• - The light rays scattered from a point in the object converge into another point as they travel through the lens.
• - In the figure above, if object distance and lens location are fixed, the light rays would be collected onto the image plane.
• - With the image sensor placed on the image plane, a digital image for the camera screen can be created by letting each pixel on the sensor measure the brightness difference of the collected light rays.

• - Lp/mm is mainly used in evaluating resolving power of a lens.
• - A resolving power of a lens is measured at the maximum spatial frequency at which black/white lines can be differentiated.
• - On the left, it is shown that there are 5 line pairs for every millimeter at the position of focal length.
• - In this case, 5 line pairs can be well differentiated, so this lens has at least 5 lp/mm of resolving power.
• - At a higher spatial frequency, the same differentiation might not be possible.

• - Modulation is a quantitative definition of the degree of resolution (black/white line differentiation).
• - A lens’ resolving power [lp/mm] is defined to be the number of line pairs per millimeter on the imaging plane at the maximum possible spatial frequency.
• - On the left, there are 10 line pairs per millimeter at a lens focal length.
• - In this case, the modulation value with 10 lp/mm is lower than the above one with 5 lp/mm.

• - The resolution of the camera is expressed as the maximum number of lines pairs that can be divided and expressed in the camera output image.
• - In general, it is based on the maximum number of lines in the vertical direction.
    → PH(Picture Height) is the vertical height on the image sensor (unit: mm)
• - The figure below shows 5 LP/PH (Line Pair/Picture Height) and 10 TV Lines.
• - [lp/PH] x 2 ↔ [LW/PH] ↔ TV 本 ↔ TV Line

• - The MTF graph can be derived by analyzing brightness change characteristics from Slanted Edge.
• - In the MTF graph, C/P[Cycle/Pixel] of the set MTF value is obtained.
• - The camera resolution (maximum number of lines that can be expressed) is then obtained from the C/P.
• · [C/P] x number of vertical pixels on an image x 2 → TV 本(LW/PH)

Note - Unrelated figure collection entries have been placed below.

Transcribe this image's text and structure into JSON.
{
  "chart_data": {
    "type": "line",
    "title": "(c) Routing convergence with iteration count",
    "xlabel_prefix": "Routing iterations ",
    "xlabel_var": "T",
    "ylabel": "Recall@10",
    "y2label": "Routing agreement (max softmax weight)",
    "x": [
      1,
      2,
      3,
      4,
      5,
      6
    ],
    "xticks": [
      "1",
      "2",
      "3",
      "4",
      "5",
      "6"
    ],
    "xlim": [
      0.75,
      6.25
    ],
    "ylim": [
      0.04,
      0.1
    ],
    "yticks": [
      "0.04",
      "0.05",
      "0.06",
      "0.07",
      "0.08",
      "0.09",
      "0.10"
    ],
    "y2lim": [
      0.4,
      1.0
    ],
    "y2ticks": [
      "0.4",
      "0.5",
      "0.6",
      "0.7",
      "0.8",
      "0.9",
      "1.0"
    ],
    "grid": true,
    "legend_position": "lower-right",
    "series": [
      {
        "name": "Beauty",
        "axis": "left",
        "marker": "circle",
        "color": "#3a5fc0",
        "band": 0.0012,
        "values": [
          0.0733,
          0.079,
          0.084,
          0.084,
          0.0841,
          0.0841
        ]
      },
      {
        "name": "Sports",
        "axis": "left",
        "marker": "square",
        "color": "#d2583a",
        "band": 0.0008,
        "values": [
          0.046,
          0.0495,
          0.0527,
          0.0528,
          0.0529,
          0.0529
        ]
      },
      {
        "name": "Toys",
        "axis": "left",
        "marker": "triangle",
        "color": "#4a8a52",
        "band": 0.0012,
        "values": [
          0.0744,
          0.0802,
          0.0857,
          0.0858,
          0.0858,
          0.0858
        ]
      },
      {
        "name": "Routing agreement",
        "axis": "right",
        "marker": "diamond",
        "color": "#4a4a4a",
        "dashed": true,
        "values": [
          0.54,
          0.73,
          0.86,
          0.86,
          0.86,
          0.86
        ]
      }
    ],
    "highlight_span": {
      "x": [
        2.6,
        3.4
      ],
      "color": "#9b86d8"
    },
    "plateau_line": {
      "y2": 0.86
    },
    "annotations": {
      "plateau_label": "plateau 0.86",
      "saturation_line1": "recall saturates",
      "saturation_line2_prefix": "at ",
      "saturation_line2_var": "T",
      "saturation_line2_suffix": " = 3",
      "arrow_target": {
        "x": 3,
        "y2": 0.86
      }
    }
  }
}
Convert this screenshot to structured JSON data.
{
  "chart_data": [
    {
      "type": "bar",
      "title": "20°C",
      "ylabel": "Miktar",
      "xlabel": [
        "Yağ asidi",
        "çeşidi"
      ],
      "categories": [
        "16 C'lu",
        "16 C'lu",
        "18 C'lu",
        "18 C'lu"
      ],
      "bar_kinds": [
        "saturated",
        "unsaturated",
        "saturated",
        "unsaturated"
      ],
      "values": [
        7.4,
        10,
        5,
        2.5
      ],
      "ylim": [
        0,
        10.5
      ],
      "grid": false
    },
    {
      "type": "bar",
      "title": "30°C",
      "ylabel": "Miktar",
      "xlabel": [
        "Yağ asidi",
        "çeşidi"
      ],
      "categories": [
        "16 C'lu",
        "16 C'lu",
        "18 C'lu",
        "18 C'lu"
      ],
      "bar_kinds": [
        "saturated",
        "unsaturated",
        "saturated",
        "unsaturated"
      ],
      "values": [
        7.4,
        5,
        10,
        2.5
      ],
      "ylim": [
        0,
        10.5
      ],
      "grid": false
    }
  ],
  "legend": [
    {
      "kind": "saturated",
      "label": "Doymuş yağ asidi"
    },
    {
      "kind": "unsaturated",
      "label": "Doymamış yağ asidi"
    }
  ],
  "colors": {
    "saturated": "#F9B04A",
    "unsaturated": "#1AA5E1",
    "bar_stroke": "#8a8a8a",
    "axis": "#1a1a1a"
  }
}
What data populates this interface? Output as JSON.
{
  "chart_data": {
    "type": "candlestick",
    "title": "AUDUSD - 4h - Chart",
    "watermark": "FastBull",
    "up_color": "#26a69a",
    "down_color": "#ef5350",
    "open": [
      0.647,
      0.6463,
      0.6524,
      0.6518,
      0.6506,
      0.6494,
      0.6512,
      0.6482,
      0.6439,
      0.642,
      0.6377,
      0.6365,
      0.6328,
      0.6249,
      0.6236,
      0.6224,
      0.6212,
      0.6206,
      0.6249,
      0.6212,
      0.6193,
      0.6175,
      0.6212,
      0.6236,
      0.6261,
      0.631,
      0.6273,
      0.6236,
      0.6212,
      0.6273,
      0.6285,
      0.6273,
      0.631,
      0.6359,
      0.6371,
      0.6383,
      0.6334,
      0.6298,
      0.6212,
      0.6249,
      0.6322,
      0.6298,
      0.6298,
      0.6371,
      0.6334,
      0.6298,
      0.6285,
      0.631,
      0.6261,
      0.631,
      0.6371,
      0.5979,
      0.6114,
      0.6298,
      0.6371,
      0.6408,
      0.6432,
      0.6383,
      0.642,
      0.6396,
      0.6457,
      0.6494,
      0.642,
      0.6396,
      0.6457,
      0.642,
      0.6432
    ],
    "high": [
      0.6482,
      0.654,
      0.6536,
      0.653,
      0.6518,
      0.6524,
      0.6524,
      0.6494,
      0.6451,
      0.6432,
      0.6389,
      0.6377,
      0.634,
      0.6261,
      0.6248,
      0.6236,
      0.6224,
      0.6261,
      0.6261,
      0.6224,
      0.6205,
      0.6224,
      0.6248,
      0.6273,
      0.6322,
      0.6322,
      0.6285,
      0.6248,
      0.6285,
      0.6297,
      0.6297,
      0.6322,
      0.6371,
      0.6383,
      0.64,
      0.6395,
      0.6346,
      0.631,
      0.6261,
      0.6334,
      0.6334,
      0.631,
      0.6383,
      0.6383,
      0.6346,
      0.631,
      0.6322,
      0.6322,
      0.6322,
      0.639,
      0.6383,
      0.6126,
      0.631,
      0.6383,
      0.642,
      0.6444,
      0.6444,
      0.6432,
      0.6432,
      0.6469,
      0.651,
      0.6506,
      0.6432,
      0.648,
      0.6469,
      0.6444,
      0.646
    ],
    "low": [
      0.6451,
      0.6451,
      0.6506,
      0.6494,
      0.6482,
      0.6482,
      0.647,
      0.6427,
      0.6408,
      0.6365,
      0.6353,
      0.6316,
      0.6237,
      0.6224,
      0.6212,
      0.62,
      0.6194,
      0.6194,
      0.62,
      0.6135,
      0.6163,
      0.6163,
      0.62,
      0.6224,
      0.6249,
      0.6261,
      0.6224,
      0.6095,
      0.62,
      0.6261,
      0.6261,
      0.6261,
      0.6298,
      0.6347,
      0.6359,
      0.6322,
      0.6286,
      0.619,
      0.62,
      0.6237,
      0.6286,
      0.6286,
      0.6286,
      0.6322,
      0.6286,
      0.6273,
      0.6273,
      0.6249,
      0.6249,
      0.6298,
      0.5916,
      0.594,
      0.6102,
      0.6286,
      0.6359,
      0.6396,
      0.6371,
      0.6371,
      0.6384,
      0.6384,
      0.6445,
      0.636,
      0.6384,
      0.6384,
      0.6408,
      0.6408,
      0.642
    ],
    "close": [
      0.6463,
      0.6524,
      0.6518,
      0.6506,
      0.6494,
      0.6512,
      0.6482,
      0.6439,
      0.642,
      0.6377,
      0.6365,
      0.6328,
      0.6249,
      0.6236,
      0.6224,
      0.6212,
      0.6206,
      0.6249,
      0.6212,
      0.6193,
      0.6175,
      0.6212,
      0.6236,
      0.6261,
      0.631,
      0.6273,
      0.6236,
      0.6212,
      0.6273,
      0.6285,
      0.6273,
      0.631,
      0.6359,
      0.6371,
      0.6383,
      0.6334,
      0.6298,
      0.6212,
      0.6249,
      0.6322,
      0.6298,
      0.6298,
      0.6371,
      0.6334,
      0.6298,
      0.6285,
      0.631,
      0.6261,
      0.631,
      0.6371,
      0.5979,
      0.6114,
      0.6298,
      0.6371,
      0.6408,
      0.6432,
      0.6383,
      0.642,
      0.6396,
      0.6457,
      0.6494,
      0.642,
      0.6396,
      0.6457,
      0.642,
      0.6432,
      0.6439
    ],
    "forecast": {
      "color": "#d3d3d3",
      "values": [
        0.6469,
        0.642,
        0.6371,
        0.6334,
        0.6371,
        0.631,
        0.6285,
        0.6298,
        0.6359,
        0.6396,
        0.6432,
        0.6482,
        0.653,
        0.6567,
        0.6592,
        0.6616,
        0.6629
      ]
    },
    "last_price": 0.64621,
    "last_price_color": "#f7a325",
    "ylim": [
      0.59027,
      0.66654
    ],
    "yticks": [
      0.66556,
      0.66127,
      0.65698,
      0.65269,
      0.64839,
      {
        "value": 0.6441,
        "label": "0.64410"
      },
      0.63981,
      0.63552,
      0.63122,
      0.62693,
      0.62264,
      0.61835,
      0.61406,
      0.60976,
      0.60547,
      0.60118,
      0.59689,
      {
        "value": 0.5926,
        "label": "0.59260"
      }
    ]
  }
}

• - The image data shown in the left figure above of the slanted-edge part is converted into a straight line (graph) as shown in the right figure (ESF).
• - The resolution is evaluated by measuring (analyzing) the characteristics of the image change.
• - The higher the resolution, the sharper the brightness changes at the boundary.
• - The better the focus, the sharper the brightness changes at the border.
• - The MTF value is calculated by measuring the number of pixels required to go from the 10% point of the maximum brightness to the 90% point of that.
• - Since the actual data is read in pixel units from the image sensor, it is integerized.
• - difficult to find the locations of the 10% and 90% points.
• - Transformed into a continuous graph-type function through Fourier transform and mathematical transformation.
• - Resolution-related parameters like MTF 50% point, Nyquist point, and etc. are extracted from the converted continuous function.

1) ESF

• - The Sync Function is obtained by modeling the Line Spread Function obtained from the Edge Spread Function using the Delta Function above and performing Fourier Transform.
• - Among these Sync Functions, from the center point of symmetry to the 1/d position is used as the MTF function. (d is the pulse width of Delta Function)

2) MTF

• - The X axis is Cycles/Pixel, the closer to 1, the higher the frequency signal.
  · If more than one cycle fits in one pixel, the MTF gradually decreases.
• - Limit frequency (NF: Nyquist frequency) of resolution
  · NF is 0.5 C/P (Cycle/Pixel).
  · In NF, MTF is 0.262 (26%).
  · At frequencies above NF, aliasing occurs (difficult to identify patterns)
• - In general MTF is applied as a criterion for sharpness when it is 50%.
  · In the graph on the left, the MTF50 value is 0.377 C/P.
  · In this case, the resolution is 3042 TV (TV Lien, LW/PH). (0.377[C/P] x 4032 [pixel] x 2 = 3040.128 LW/PH)

• - From the EIAJ Chart Mark (gradual change in line width), obtain the MTF value for each position, and derive the MTF graph for each spatial frequency.
  · Y-axis of graph: MTF value, X-axis: TV (LW/PH)
• - In the MTF graph, the resolution of the set MTF value is obtained.
  · Read the X value of the location.
• - Camera TV value can be calculated from the specified resolution value.
• - MTF graph is found by analyzing brightness change characteristics from Slanted Edge.
• - In the MTF graph, C/P[Cycle/Pixel] of the set MTF value is obtained.
• - Camera resolution (maximum number of lines that can be expressed) is calculated from C/P.
  · [C/P] x number vertical pixels on image x 2 → TV 本(LW/PH)
• - Camera TV value can be calculated from the specified resolution value.